Londyński "Juliusz Cezar" jest sprawnie zrealizowaną analizą mechanizmów rządzących polityką. Pomaga w tym teatralna maszyneria. Podnoszone platformy dają aktorom szansę rozgrywania scen kameralnych i masowych (jak ta na schodach Senatu). Szczególnie groźnie ta sceniczna wizja wewnętrznego konfliktu musi brzmieć w Wielkiej Brytanii. Kraju rozdartym wewnętrznie, czego dowodem są problemy z potencjalną secesją Szkocji i doświadczenie Brexitu.

III

"Hail, Macbeth!" - jak mantra brzmi zawołanie wiedźm z kolejnej londyńskiej inscenizacji Stratfordczyka. Rufus Norris, dyrektor National Theatre, podjął się adaptacji jednej z najmroczniejszych sztuk Szekspira. Postanowił przenieść akcję utworu, inspirowanego XI-wiecznymi podaniami, w bliżej nieokreśloną przyszłość. W czas, kiedy świat odczuwa katastrofalne skutki kolejnej wojny światowej. Na scenie Oliviera przedstawiono post-apokaliptyczny krajobraz, niczym z serii filmów o Mad Maksie. Życie scenicznych postaci opiera się na prowizoryczności. Przejawia się ona chociażby w kostiumach: zbrojach sklejonych ze starych kartonów czy postrzępionych dresowych kombinezonach.
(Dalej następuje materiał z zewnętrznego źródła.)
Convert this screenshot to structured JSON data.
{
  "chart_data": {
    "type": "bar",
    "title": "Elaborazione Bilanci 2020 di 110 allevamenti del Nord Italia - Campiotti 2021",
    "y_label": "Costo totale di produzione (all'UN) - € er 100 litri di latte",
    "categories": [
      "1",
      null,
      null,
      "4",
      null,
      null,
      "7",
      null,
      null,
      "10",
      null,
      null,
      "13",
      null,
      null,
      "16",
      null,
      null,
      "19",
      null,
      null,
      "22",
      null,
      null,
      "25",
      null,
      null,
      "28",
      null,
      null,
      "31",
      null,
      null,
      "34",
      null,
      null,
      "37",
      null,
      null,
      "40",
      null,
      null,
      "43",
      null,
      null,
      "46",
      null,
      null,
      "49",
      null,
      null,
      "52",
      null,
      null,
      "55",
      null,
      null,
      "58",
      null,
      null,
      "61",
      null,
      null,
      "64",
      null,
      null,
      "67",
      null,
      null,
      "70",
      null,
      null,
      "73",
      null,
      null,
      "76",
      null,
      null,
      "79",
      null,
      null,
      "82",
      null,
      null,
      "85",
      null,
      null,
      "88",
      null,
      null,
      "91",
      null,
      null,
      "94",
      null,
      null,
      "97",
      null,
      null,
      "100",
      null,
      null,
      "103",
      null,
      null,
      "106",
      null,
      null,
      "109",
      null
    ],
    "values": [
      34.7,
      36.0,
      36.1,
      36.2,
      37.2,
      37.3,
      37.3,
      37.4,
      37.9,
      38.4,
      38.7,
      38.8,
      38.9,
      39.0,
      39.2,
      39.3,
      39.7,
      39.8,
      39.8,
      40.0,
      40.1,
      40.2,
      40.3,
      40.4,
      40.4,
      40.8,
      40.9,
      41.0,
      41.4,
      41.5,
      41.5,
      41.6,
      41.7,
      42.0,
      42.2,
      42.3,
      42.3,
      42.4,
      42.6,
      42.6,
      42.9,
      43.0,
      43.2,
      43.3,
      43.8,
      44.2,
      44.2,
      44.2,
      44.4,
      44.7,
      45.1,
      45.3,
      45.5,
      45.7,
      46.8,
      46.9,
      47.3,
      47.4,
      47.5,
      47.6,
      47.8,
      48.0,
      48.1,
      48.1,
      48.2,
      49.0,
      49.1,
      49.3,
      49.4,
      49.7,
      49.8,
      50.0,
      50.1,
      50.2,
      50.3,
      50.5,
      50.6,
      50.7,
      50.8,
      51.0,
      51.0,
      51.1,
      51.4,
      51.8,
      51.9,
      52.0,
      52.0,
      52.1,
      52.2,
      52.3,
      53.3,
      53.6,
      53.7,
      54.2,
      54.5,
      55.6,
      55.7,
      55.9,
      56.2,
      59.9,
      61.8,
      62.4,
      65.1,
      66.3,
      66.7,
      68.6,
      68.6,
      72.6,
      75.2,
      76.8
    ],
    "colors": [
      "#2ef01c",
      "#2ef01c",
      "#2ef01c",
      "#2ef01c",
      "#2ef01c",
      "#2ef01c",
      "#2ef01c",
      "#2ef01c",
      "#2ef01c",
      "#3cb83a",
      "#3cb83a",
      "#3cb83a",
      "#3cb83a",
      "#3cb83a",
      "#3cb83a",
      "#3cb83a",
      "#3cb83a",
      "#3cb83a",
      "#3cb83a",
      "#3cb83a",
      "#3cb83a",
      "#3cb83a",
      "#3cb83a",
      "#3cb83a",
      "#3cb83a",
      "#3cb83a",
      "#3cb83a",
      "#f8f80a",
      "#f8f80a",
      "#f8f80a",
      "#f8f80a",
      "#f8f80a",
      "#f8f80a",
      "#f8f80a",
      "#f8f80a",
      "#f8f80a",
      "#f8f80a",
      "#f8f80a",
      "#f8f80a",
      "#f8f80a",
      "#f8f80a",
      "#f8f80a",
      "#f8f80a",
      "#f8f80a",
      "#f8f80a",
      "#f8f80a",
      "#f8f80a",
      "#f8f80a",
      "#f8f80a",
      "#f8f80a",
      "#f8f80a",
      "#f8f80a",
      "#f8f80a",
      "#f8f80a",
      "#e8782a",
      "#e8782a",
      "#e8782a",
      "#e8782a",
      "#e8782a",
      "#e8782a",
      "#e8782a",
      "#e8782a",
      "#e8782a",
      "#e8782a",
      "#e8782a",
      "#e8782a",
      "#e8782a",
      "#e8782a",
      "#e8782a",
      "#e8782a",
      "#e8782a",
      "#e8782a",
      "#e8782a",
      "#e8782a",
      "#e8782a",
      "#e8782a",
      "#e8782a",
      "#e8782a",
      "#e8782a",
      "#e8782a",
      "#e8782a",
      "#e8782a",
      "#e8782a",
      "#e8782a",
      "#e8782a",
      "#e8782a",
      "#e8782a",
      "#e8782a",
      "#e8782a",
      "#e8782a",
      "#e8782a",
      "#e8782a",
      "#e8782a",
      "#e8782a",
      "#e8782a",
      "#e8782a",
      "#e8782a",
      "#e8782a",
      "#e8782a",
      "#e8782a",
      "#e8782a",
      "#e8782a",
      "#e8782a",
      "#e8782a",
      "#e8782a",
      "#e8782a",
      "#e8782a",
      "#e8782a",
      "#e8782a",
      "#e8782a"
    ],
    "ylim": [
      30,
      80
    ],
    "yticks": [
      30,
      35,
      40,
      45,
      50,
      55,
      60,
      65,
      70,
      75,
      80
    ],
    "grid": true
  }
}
Widoczna jest w ,,szlacheckich" dworach przypominających schrony lub stare przyczepy. Nie ma już zawodowych wojsk, wojny opierają się na walce próbujących przetrwać skłóconych cywili. Także w sposobie walki ludzkość cofnęła się o parę stuleci. Główną bronią stają się bowiem maczety.

W tej nowej rzeczywistości rozgrywa się tragedia Makbeta (Rory Kinnear). Po skończonej wojnie domowej tan Glamis napotyka trzy wiedźmy. Aktorki są ucharakteryzowane na krwawe Erynie. Ich przepowiednie wzbudzają w mężczyźnie przerażenie, które nie opuszcza go aż do finałowej sceny. Makbet Kinneara jest człowiekiem rozdartym wewnętrznie, którego paraliżuje strach. Swoje wątpliwości wypowiada przeważnie na stronie, wtedy akcja w tle zatrzymuje się jak w stopklatce. W końcu przywyka do obecności skrwawionych widm, choć aktor nie zaznacza przełomowego momentu w akceptacji losu przez swoją postać. Do swojego celu - zdobycia tronu - tan zdaje się dążyć po omacku, bez przekonania. Więcej zapału ma jego małżonka. Lady Makbet w interpretacji Anne-Marie Duff jest kobietą marzącą o lepszym życiu w zniszczonym apokalipsą świecie, nie do końca zdającą sobie sprawę z konsekwencji popełnianych czynów.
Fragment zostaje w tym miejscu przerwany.